Tuesday, January 29, 2013

Women say the "damningest" things

A book was released last week titled "Manifest Injustice." It's the true story of a convicted murder (Mr. Bill Macumber) and the lawyers who fought for his freedom. It turns out his wife, working with the police (literally) had framed him.

Remind you of anyone?

ABC's Nightline covered the story and our blogger will quote a few choice parts from their story.
Ron Kempfert spent most of his life believing his father was a murderer. He said it was his mother who often fueled this horrible image of the man he called Dad.

"He's a murderer, he's a manipulator, he uses people, and that he didn't care about us, only cared about himself," Kempfert said his mother would tell him and his two brothers, Scott and Steve, when they were younger.
 Hey, kids - remind you of anyone?
Ron Kempfert, now 42, had no doubt of his father's conviction, until he spoke with a prominent Phoenix defense attorney named Larry Hammond over the phone in 2003, 28 years after his father has been sent to jail. Hammond runs the Arizona Justice Project, an organization that works to free prisoners they decide could be innocent.

"He said 'I don't know how to tell you this, there is no way to tell you this -- we know your father, we think your father is innocent and we're pretty sure your mom framed him for it,'" Kempfert said of the phone call with Hammond.
Remind you of anyone?
After recovering from the initial shock, Kempfert started to untangle what his mother, Carol, had told him over the years and slowly the possibility that his father was innocent began to make sense.

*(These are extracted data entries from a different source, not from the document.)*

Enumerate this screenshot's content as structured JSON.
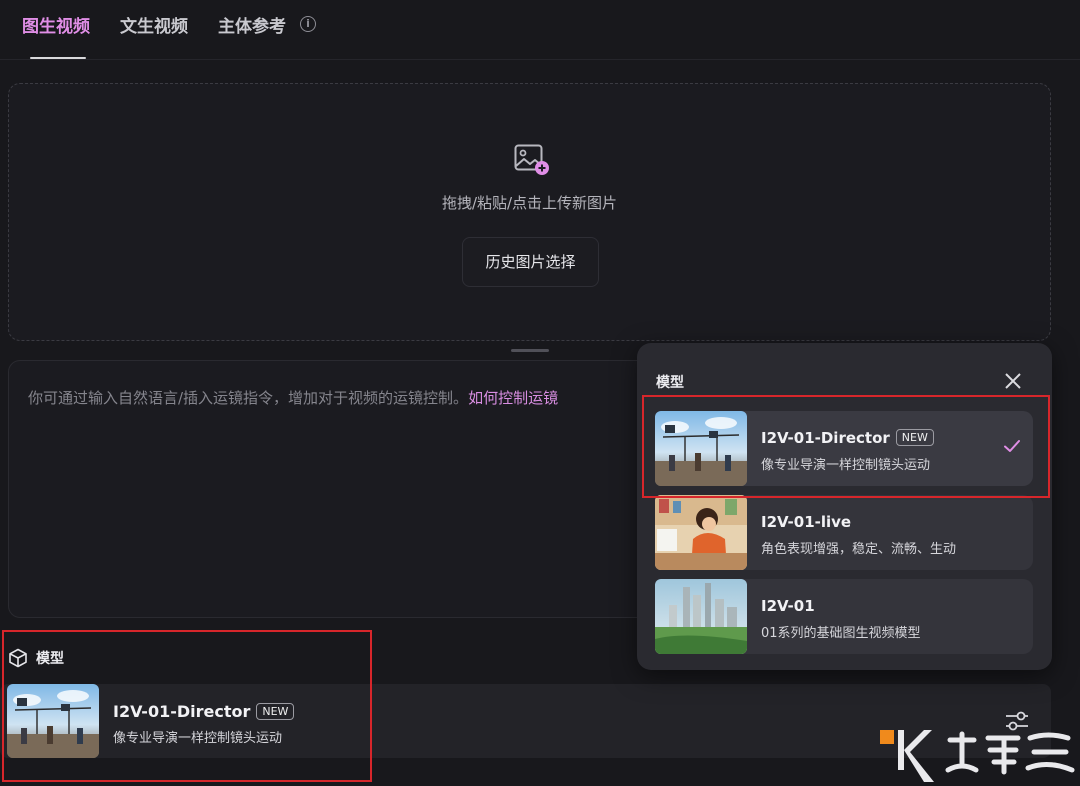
{
  "tabs": [
    {
      "label": "图生视频",
      "active": true
    },
    {
      "label": "文生视频",
      "active": false
    },
    {
      "label": "主体参考",
      "active": false
    }
  ],
  "upload": {
    "icon": "image-add-icon",
    "hint": "拖拽/粘贴/点击上传新图片",
    "history_button": "历史图片选择"
  },
  "prompt": {
    "placeholder": "你可通过输入自然语言/插入运镜指令，增加对于视频的运镜控制。",
    "link": "如何控制运镜"
  },
  "model_section": {
    "title": "模型",
    "selected": {
      "name": "I2V-01-Director",
      "badge": "NEW",
      "description": "像专业导演一样控制镜头运动"
    }
  },
  "model_popup": {
    "title": "模型",
    "options": [
      {
        "name": "I2V-01-Director",
        "badge": "NEW",
        "description": "像专业导演一样控制镜头运动",
        "selected": true
      },
      {
        "name": "I2V-01-live",
        "badge": "",
        "description": "角色表现增强，稳定、流畅、生动",
        "selected": false
      },
      {
        "name": "I2V-01",
        "badge": "",
        "description": "01系列的基础图生视频模型",
        "selected": false
      }
    ]
  },
  "colors": {
    "accent": "#e08ee6",
    "link": "#d98ee2",
    "highlight": "#d7262b",
    "background": "#18181c"
  }
}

 "I love my mother but I don't like her. She is not a nice person and I did not make that jump immediately," he said. "I don't have any doubt anymore that my mom did it -- that my mom framed my dad for the murders."
Remind you of anyone?
Kempfert added that he eventually came to believe that his mother had a powerful motive. Around the time she turned her husband into police, Carol and Macumber's marriage was falling apart.
Remind you of anyone?
"It's hard...how do you get across yourself that your mother is capable of this, that she framed your own father...for something he didn't do because she was going to lose what she had?" Kempfert said.
Remind you of anyone?
Macumber, now 75, said he has done his best to fight off bitterness, but what he is most angry about is his ex-wife's efforts to destroy his relationships with his three sons.

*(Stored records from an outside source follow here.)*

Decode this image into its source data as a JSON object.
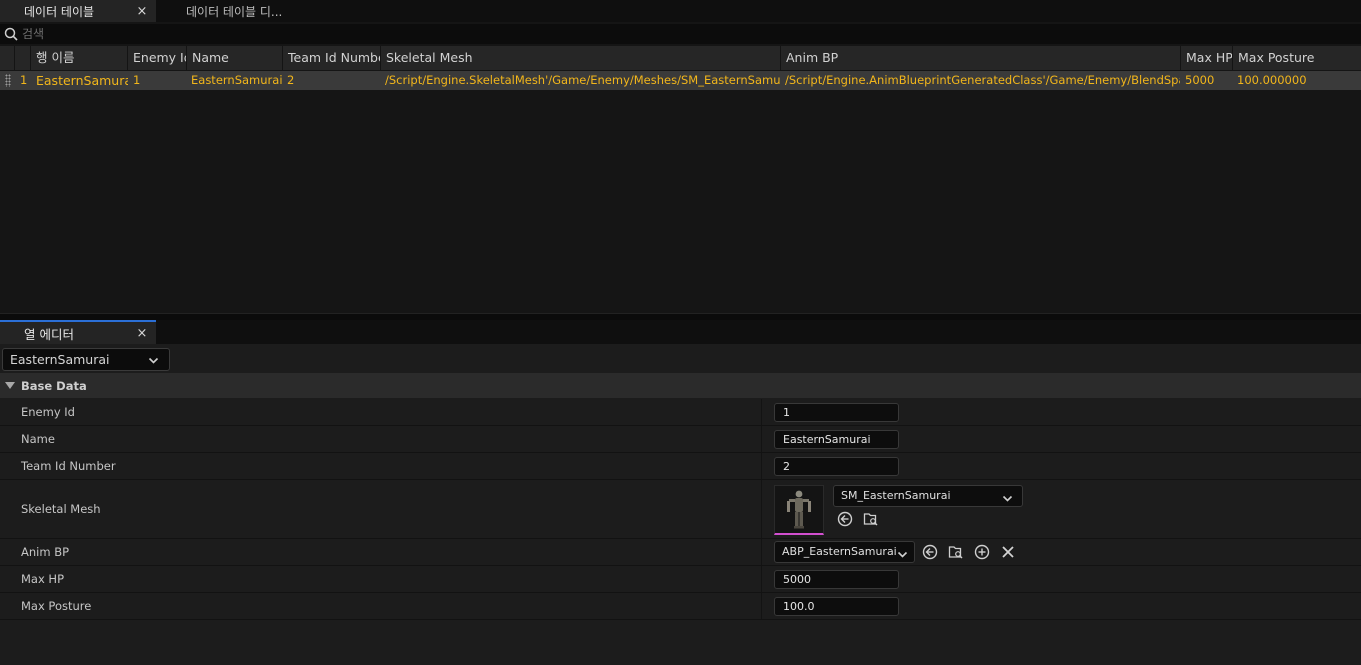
{
  "tabs": {
    "data_table": "데이터 테이블",
    "data_table_diff": "데이터 테이블 디...",
    "close_glyph": "×"
  },
  "search": {
    "placeholder": "검색"
  },
  "table": {
    "columns": [
      "행 이름",
      "Enemy Id",
      "Name",
      "Team Id Number",
      "Skeletal Mesh",
      "Anim BP",
      "Max HP",
      "Max Posture"
    ],
    "rows": [
      {
        "index": "1",
        "row_name": "EasternSamurai",
        "enemy_id": "1",
        "name": "EasternSamurai",
        "team_id_number": "2",
        "skeletal_mesh": "/Script/Engine.SkeletalMesh'/Game/Enemy/Meshes/SM_EasternSamurai",
        "anim_bp": "/Script/Engine.AnimBlueprintGeneratedClass'/Game/Enemy/BlendSpace",
        "max_hp": "5000",
        "max_posture": "100.000000"
      }
    ]
  },
  "row_editor": {
    "tab_label": "열 에디터",
    "selected_row": "EasternSamurai",
    "category": "Base Data",
    "properties": {
      "enemy_id": {
        "label": "Enemy Id",
        "value": "1"
      },
      "name": {
        "label": "Name",
        "value": "EasternSamurai"
      },
      "team_id_number": {
        "label": "Team Id Number",
        "value": "2"
      },
      "skeletal_mesh": {
        "label": "Skeletal Mesh",
        "value": "SM_EasternSamurai"
      },
      "anim_bp": {
        "label": "Anim BP",
        "value": "ABP_EasternSamurai"
      },
      "max_hp": {
        "label": "Max HP",
        "value": "5000"
      },
      "max_posture": {
        "label": "Max Posture",
        "value": "100.0"
      }
    }
  },
  "icons": {
    "search": "search-icon",
    "chevron": "chevron-down-icon",
    "use_selected": "use-selected-asset-icon",
    "browse": "browse-asset-icon",
    "add": "add-icon",
    "clear": "clear-icon"
  },
  "colors": {
    "row_text": "#f2b61b",
    "selected_row_bg": "#3a3a3a",
    "active_tab_accent": "#2b6fd6",
    "thumbnail_accent": "#d24fd0"
  }
}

"Quite frankly the most unforgivable lie she ever told was to her own children, even after I was in prisons he told them their father was a murderer, he didn't love them or care for them, and hadn't made an effort to contact them and that was a terrible lie. I wrote dozens of letters to my children and every one of them came back refused. They never knew I wrote, they never knew I cared, and as a result of that I've lost two of my boys."
Suggestion: If you find yourself believing only one side of a story your mom is telling you, seek out the other side of the story.

The first to present his case seems right, till another comes forward and questions him. Or her.